Trovo le parole di Pavese, profetizzanti e tragiche: ‘’Ogni donna c’infonde nel sangue
qualcosa di nuovo,/ ma s’annullano tutte nell’opera e noi, / rinnovati così, siamo i soli a durare. /Siamo
pieni di vizi, di ticchi e di orrori/ – noi, gli uomini, i padri – qualcuno si è ucciso,/ ma una sola vergogna non
ci ha mai toccato,/ non saremo mai donne, mai schiavi a nessuno”.
Questa condizione di donna-schiava, che si perpetua a dispetto della donna-costola dell’uomo solo quando ci sono le Giornate Mondiali e possibilità di lucrare, non ci fa sentire al sicuro, ci fa sentire in un mondo di ipocriti. Questi simboli sono importanti in quanto immediati, ma c’è bisogno di azioni concrete, di tutela effettiva delle categorie a rischio, e delle donne che denunciano i propri aggressori/persecutori. Nella normalissima consapevolezza che la vita di una donna non conti più della vita di un’altra persona di qualsiasi genere e non, usiamo ‘’femminicidio’’, solo per una questione di incidenza più elevata, sintomo di una società e di un sistema patriarcale o comunque malato, di cui non dobbiamo più essere complici.

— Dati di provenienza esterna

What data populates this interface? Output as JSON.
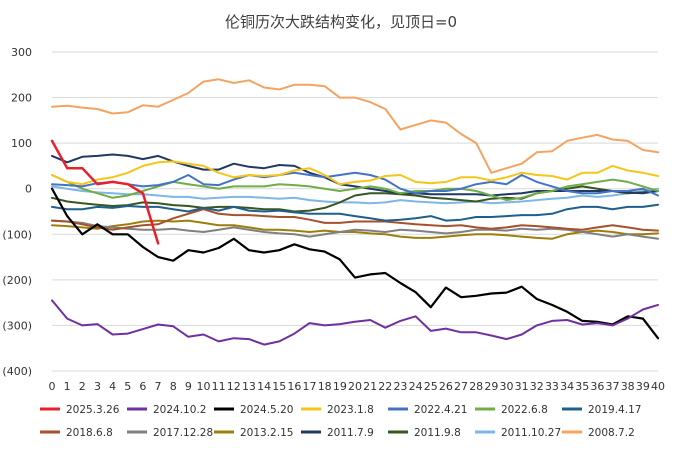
{
  "chart_data": {
    "type": "line",
    "title": "伦铜历次大跌结构变化，见顶日=0",
    "xlabel": "",
    "ylabel": "",
    "ylim": [
      -400,
      300
    ],
    "yticks": [
      300,
      200,
      100,
      0,
      -100,
      -200,
      -300,
      -400
    ],
    "ytick_labels": [
      "300",
      "200",
      "100",
      "0",
      "(100)",
      "(200)",
      "(300)",
      "(400)"
    ],
    "x": [
      0,
      1,
      2,
      3,
      4,
      5,
      6,
      7,
      8,
      9,
      10,
      11,
      12,
      13,
      14,
      15,
      16,
      17,
      18,
      19,
      20,
      21,
      22,
      23,
      24,
      25,
      26,
      27,
      28,
      29,
      30,
      31,
      32,
      33,
      34,
      35,
      36,
      37,
      38,
      39,
      40
    ],
    "grid": "horizontal",
    "legend_position": "bottom",
    "series": [
      {
        "name": "2025.3.26",
        "color": "#e8202a",
        "width": 2.5,
        "values": [
          105,
          45,
          45,
          10,
          15,
          10,
          -10,
          -120,
          null,
          null,
          null,
          null,
          null,
          null,
          null,
          null,
          null,
          null,
          null,
          null,
          null,
          null,
          null,
          null,
          null,
          null,
          null,
          null,
          null,
          null,
          null,
          null,
          null,
          null,
          null,
          null,
          null,
          null,
          null,
          null,
          null
        ]
      },
      {
        "name": "2024.10.2",
        "color": "#7030a0",
        "width": 2,
        "values": [
          -245,
          -285,
          -300,
          -297,
          -320,
          -318,
          -308,
          -298,
          -302,
          -325,
          -320,
          -335,
          -328,
          -330,
          -342,
          -335,
          -318,
          -295,
          -300,
          -297,
          -292,
          -288,
          -305,
          -290,
          -280,
          -312,
          -307,
          -315,
          -315,
          -322,
          -330,
          -320,
          -300,
          -290,
          -288,
          -298,
          -295,
          -300,
          -285,
          -265,
          -255
        ]
      },
      {
        "name": "2024.5.20",
        "color": "#000000",
        "width": 2.2,
        "values": [
          0,
          -60,
          -100,
          -78,
          -100,
          -100,
          -128,
          -150,
          -158,
          -135,
          -140,
          -130,
          -110,
          -135,
          -140,
          -135,
          -122,
          -133,
          -138,
          -155,
          -195,
          -188,
          -185,
          -207,
          -227,
          -260,
          -217,
          -238,
          -235,
          -230,
          -228,
          -215,
          -242,
          -255,
          -270,
          -290,
          -292,
          -298,
          -280,
          -285,
          -328
        ]
      },
      {
        "name": "2023.1.8",
        "color": "#f5c518",
        "width": 2,
        "values": [
          30,
          15,
          10,
          20,
          25,
          35,
          50,
          58,
          60,
          55,
          50,
          35,
          25,
          30,
          28,
          30,
          40,
          45,
          30,
          10,
          15,
          18,
          28,
          30,
          15,
          12,
          15,
          25,
          25,
          18,
          25,
          35,
          30,
          28,
          20,
          35,
          35,
          50,
          40,
          35,
          28
        ]
      },
      {
        "name": "2022.4.21",
        "color": "#4472c4",
        "width": 2,
        "values": [
          10,
          8,
          5,
          12,
          15,
          10,
          5,
          8,
          15,
          30,
          10,
          8,
          20,
          30,
          25,
          30,
          35,
          30,
          25,
          30,
          35,
          30,
          20,
          0,
          -10,
          -5,
          -5,
          0,
          10,
          15,
          10,
          30,
          15,
          5,
          -5,
          -10,
          -10,
          -5,
          -5,
          0,
          -15
        ]
      },
      {
        "name": "2022.6.8",
        "color": "#70ad47",
        "width": 2,
        "values": [
          30,
          15,
          0,
          -10,
          -20,
          -15,
          -5,
          5,
          15,
          10,
          5,
          0,
          5,
          5,
          5,
          10,
          8,
          5,
          0,
          -5,
          0,
          5,
          0,
          -10,
          -5,
          -5,
          0,
          0,
          -5,
          -15,
          -25,
          -20,
          -10,
          -5,
          5,
          10,
          15,
          20,
          15,
          5,
          -5
        ]
      },
      {
        "name": "2019.4.17",
        "color": "#1f5f8b",
        "width": 2,
        "values": [
          -40,
          -45,
          -45,
          -40,
          -42,
          -38,
          -40,
          -40,
          -45,
          -50,
          -42,
          -48,
          -40,
          -48,
          -50,
          -48,
          -52,
          -55,
          -55,
          -55,
          -60,
          -65,
          -70,
          -68,
          -65,
          -60,
          -70,
          -68,
          -62,
          -62,
          -60,
          -58,
          -58,
          -55,
          -45,
          -40,
          -40,
          -45,
          -40,
          -40,
          -35
        ]
      },
      {
        "name": "2018.6.8",
        "color": "#a5512b",
        "width": 2,
        "values": [
          -70,
          -72,
          -78,
          -85,
          -90,
          -85,
          -80,
          -78,
          -65,
          -55,
          -45,
          -55,
          -58,
          -58,
          -60,
          -62,
          -62,
          -68,
          -75,
          -75,
          -72,
          -72,
          -72,
          -75,
          -78,
          -80,
          -82,
          -80,
          -85,
          -88,
          -85,
          -80,
          -82,
          -85,
          -88,
          -90,
          -85,
          -80,
          -85,
          -90,
          -92
        ]
      },
      {
        "name": "2017.12.28",
        "color": "#808080",
        "width": 2,
        "values": [
          -70,
          -72,
          -75,
          -82,
          -85,
          -88,
          -90,
          -90,
          -88,
          -92,
          -95,
          -90,
          -85,
          -90,
          -95,
          -98,
          -100,
          -105,
          -100,
          -95,
          -90,
          -92,
          -95,
          -90,
          -92,
          -95,
          -98,
          -95,
          -90,
          -90,
          -92,
          -88,
          -90,
          -88,
          -90,
          -95,
          -100,
          -105,
          -100,
          -105,
          -110
        ]
      },
      {
        "name": "2013.2.15",
        "color": "#9c7f0b",
        "width": 2,
        "values": [
          -80,
          -82,
          -85,
          -88,
          -82,
          -78,
          -72,
          -70,
          -72,
          -70,
          -75,
          -80,
          -80,
          -85,
          -90,
          -90,
          -92,
          -95,
          -92,
          -95,
          -95,
          -98,
          -100,
          -105,
          -108,
          -108,
          -105,
          -102,
          -100,
          -100,
          -102,
          -105,
          -108,
          -110,
          -100,
          -95,
          -92,
          -95,
          -100,
          -100,
          -98
        ]
      },
      {
        "name": "2011.7.9",
        "color": "#1f3864",
        "width": 2,
        "values": [
          72,
          58,
          70,
          72,
          75,
          72,
          65,
          72,
          60,
          50,
          42,
          42,
          55,
          48,
          45,
          52,
          50,
          35,
          25,
          10,
          5,
          0,
          -5,
          -10,
          -10,
          -12,
          -12,
          -12,
          -12,
          -15,
          -12,
          -10,
          -5,
          -5,
          -5,
          -5,
          -5,
          -5,
          -8,
          -10,
          -5
        ]
      },
      {
        "name": "2011.9.8",
        "color": "#375623",
        "width": 2,
        "values": [
          -20,
          -28,
          -32,
          -35,
          -38,
          -36,
          -30,
          -32,
          -36,
          -38,
          -42,
          -40,
          -40,
          -42,
          -45,
          -45,
          -50,
          -48,
          -42,
          -30,
          -15,
          -10,
          -10,
          -12,
          -15,
          -20,
          -22,
          -25,
          -28,
          -22,
          -20,
          -22,
          -10,
          -5,
          0,
          5,
          0,
          -5,
          -10,
          -8,
          -5
        ]
      },
      {
        "name": "2011.10.27",
        "color": "#7eb6e5",
        "width": 2,
        "values": [
          5,
          0,
          -5,
          -8,
          -10,
          -12,
          -12,
          -15,
          -18,
          -18,
          -22,
          -20,
          -18,
          -18,
          -20,
          -22,
          -20,
          -25,
          -28,
          -30,
          -30,
          -32,
          -30,
          -25,
          -28,
          -30,
          -32,
          -30,
          -28,
          -32,
          -30,
          -28,
          -25,
          -22,
          -20,
          -15,
          -18,
          -15,
          -10,
          -5,
          0
        ]
      },
      {
        "name": "2008.7.2",
        "color": "#f4a460",
        "width": 2,
        "values": [
          180,
          182,
          178,
          175,
          165,
          168,
          183,
          180,
          195,
          210,
          235,
          240,
          232,
          238,
          222,
          218,
          228,
          228,
          225,
          200,
          200,
          190,
          175,
          130,
          140,
          150,
          145,
          120,
          100,
          35,
          45,
          55,
          80,
          82,
          105,
          112,
          118,
          108,
          105,
          85,
          80
        ]
      }
    ]
  }
}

Il rapporto Eures traccia l’identikit degli autori di femminicidi: in oltre nove casi su dieci sono uomini.
Tra le tante organizzazioni no-profit degne di nota vorrei ricordare ”DONNEXSTRADA”, che accompagna in videochiamata le donne che rincasano da sole. Certo, l’obiettivo un domani sarà quello di tornare a casa senza doversi girare continuamente indietro, ma per il momento, urge fare rete ed educare. A livello europeo – come ricorda la stessa organizzazione – lo strumento più importante è la Convenzione di Istanbul, che prevede norme giuridiche vincolanti per la prevenzione della violenza, la protezione delle vittime e la persecuzione dei perpetratori. Non ci sono definizioni o regole condivise che consentano un’azione europea comune ed efficace, però, in Italia il 5 maggio Camera e Senato hanno votato una legge sulle statistiche in tema di violenza di genere. L’Istat collaborerà con i ministeri delle Pari opportunità, della Giustizia, dell’Interno e della Salute e con i centri antiviolenza e le case rifugio, per generare un flusso informativo che mancava.
In ”Stai zitta”, Michela Murgia scrive: «Di tutte le cose che le donne possono fare nel mondo, parlare è ancora considerata la piú sovversiva». Non c’è niente di più vero. Parlare è sovversivo, è la nostra arma, un’arma pura, è l’unica possibilità che abbiamo e l’unica possibilità che probabilmente adotteremmo. La violenza genera violenza. Parliamo. Il potere della parola è largamente sottovalutato. Eppure le parole possono uccidere, possono ferire… ma rischiano, per fortuna, anche di salvare e salvarci.